There's an existing function that ends in:
return dict.iteritems()
that returns an unsorted iterator for a given dictionary. I would like to return an iterator that goes through the items in sorted order. How do I do that?
Use the sorted()
function:
return sorted(dict.iteritems())
If you want an actual iterator over the sorted results, since sorted()
returns a list, use:
return iter(sorted(dict.iteritems()))
Greg's answer is right. Note that in Python 3.0 you'll have to do
sorted(dict.items())
as iteritems
will be gone.
A dict's keys are stored in a hashtable so that is their 'natural order', i.e. psuedo-random. Any other ordering is a concept of the consumer of the dict.

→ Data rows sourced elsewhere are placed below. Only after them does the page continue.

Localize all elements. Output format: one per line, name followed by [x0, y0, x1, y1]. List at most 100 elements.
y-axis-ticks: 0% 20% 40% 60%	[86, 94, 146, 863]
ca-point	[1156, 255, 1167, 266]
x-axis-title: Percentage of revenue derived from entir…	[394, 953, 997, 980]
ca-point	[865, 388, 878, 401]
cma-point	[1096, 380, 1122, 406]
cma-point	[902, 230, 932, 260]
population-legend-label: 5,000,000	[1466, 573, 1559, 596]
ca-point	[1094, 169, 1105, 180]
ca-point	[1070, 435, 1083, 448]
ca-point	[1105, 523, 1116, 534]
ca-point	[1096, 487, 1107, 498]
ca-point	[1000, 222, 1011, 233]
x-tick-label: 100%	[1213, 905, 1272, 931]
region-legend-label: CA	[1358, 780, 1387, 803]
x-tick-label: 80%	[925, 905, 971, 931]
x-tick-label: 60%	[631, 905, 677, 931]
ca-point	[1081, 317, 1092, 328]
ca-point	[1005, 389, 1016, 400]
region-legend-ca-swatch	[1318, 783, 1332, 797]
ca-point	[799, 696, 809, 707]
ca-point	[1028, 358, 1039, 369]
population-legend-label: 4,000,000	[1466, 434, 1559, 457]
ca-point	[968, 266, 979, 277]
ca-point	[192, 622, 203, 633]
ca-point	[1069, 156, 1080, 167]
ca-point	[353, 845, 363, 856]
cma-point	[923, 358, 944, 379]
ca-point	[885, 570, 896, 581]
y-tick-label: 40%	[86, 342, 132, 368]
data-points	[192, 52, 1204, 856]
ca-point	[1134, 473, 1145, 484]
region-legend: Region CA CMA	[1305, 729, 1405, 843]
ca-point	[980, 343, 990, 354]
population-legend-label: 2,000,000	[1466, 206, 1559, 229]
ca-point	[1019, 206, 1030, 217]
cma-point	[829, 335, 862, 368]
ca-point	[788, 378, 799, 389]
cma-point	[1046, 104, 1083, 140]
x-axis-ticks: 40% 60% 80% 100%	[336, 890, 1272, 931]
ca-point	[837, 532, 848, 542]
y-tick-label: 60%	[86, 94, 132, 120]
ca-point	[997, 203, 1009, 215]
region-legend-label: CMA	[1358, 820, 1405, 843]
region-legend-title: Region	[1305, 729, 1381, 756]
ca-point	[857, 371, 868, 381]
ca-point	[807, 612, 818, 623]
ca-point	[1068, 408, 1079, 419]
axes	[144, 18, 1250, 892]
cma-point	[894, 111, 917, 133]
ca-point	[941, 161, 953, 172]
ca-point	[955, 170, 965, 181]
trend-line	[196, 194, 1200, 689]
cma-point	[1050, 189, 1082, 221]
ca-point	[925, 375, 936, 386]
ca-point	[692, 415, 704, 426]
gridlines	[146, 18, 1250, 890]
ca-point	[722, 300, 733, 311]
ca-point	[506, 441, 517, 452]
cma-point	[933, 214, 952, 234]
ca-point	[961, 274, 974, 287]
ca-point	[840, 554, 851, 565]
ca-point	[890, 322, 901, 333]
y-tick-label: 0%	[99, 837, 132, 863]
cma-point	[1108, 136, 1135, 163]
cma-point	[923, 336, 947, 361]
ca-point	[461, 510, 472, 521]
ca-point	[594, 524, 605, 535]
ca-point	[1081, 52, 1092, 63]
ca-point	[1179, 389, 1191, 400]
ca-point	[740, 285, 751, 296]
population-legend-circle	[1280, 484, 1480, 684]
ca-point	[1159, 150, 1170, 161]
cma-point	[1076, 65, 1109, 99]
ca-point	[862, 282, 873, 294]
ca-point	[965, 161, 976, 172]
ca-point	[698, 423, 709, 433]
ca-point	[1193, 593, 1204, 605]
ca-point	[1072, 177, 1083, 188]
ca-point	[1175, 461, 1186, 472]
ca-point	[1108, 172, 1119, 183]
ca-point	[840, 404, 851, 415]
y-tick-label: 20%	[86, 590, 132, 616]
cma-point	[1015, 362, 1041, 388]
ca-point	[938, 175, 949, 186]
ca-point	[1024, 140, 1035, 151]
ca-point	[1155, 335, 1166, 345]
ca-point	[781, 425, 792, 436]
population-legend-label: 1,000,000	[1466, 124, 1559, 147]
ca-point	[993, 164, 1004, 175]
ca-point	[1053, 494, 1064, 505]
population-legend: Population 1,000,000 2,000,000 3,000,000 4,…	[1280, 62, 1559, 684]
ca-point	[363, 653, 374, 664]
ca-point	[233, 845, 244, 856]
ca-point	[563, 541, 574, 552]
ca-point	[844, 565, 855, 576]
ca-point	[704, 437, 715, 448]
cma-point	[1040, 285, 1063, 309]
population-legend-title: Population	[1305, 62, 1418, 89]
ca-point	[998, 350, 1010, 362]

sorted() always returns a list, not a dict. If you pass it a dict.items() (which produces a list of tuples), it will return a list of tuples [(k1,v1), (k2,v2), ...] which can be used in a loop in a way very much like a dict, but it is not in anyway a dict!
foo = {
'a': 1,
'b': 2,
'c': 3,
}
print foo
>>> {'a': 1, 'c': 3, 'b': 2}
print foo.items()
>>> [('a', 1), ('c', 3), ('b', 2)]
print sorted(foo.items())
>>> [('a', 1), ('b', 2), ('c', 3)]
The following feels like a dict in a loop, but it's not, it's a list of tuples being unpacked into k,v:
for k,v in sorted(foo.items()):
print k, v
Roughly equivalent to:
for k in sorted(foo.keys()):
print k, foo[k]
Haven't tested this very extensively, but works in Python 2.5.2.
>>> d = {"x":2, "h":15, "a":2222}
>>> it = iter(sorted(d.iteritems()))
>>> it.next()
('a', 2222)
>>> it.next()
('h', 15)
>>> it.next()
('x', 2)
>>>
sorted returns a list, hence your error when you try to iterate over it, but because you can't order a dict you will have to deal with a list.
I have no idea what the larger context of your code is, but you could try adding an iterator to the resulting list. like this maybe?:
return iter(sorted(dict.iteritems()))
of course you will be getting back tuples now because sorted turned your dict into a list of tuples
ex:
say your dict was:
{'a':1,'c':3,'b':2}
sorted turns it into a list:
[('a',1),('b',2),('c',3)]
so when you actually iterate over the list you get back (in this example) a tuple composed of a string and an integer, but at least you will be able to iterate over it.